Mistletoe vs Accessible Beige
Where Mistletoe belongs to Benjamin Moore's range, Accessible Beige is a Sherwin-Williams color. Mistletoe reads as grey, while Accessible Beige reads as beige-greige — two distinct hue families, not close cousins. Accessible Beige (LRV 58) reflects noticeably more light than Mistletoe (LRV 30), a difference of 28 points that becomes especially apparent in rooms with limited natural light. Mistletoe runs green and yellow while Accessible Beige is decidedly warm, which means they'll respond very differently to warm vs cool light sources. With a ΔE of 20.4, the contrast is hard to miss. These aren't variations on a theme — they're two different answers to the same question. Below you'll find 1 real-room photo comparison where both colors appear side by side, plus 5 simulated room previews.
Mistletoe vs Accessible Beige in Real Spaces
1 real room side by side.

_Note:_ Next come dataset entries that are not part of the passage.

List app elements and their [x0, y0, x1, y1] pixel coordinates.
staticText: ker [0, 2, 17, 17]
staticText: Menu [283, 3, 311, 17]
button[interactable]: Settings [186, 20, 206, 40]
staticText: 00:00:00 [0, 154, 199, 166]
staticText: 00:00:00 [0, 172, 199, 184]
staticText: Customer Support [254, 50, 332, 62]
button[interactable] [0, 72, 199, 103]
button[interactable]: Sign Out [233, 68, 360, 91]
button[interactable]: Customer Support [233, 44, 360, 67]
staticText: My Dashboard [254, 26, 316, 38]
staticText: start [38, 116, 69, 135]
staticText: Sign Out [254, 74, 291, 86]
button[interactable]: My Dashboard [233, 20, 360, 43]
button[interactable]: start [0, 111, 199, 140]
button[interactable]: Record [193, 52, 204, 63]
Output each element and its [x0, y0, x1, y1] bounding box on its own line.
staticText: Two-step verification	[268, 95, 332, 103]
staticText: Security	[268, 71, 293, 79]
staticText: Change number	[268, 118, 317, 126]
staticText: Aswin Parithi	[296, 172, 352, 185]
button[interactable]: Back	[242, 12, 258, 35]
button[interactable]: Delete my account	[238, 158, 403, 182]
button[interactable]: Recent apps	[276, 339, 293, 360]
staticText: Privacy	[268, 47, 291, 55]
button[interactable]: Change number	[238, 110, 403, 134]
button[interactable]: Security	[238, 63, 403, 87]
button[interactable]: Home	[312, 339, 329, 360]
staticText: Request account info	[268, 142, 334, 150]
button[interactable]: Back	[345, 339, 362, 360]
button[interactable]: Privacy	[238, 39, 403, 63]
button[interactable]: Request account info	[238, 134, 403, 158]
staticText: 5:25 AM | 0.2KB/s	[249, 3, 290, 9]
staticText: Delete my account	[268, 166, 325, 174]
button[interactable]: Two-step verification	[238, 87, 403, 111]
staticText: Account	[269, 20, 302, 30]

Seeing Mistletoe and Accessible Beige in actual rooms makes the difference concrete; browse the spaces below to get a feel for how each color lives on a wall.
Kitchen Cabinets
Kitchen cabinets are constantly compared against adjacent materials, which means subtle differences between these two become much more visible. Accessible Beige reflects noticeably more light off the walls, making the space read more open than Mistletoe.
Color Details
Mistletoe vs Accessible Beige Simulated Comparison
5 simulated room previews — drag the slider on each to see Mistletoe on one side and Accessible Beige on the other.
Digital color is approximate. These simulations are generated from the manufacturer's hex values and overlaid on grayscale room photos — your screen's calibration, brightness, and viewing angle all affect how they render. Before committing to either color, test physical samples in your own space under the light you actually live with.
More Mistletoe comparisons
See how Mistletoe stacks up against other well-photographed colors across different brands and tones.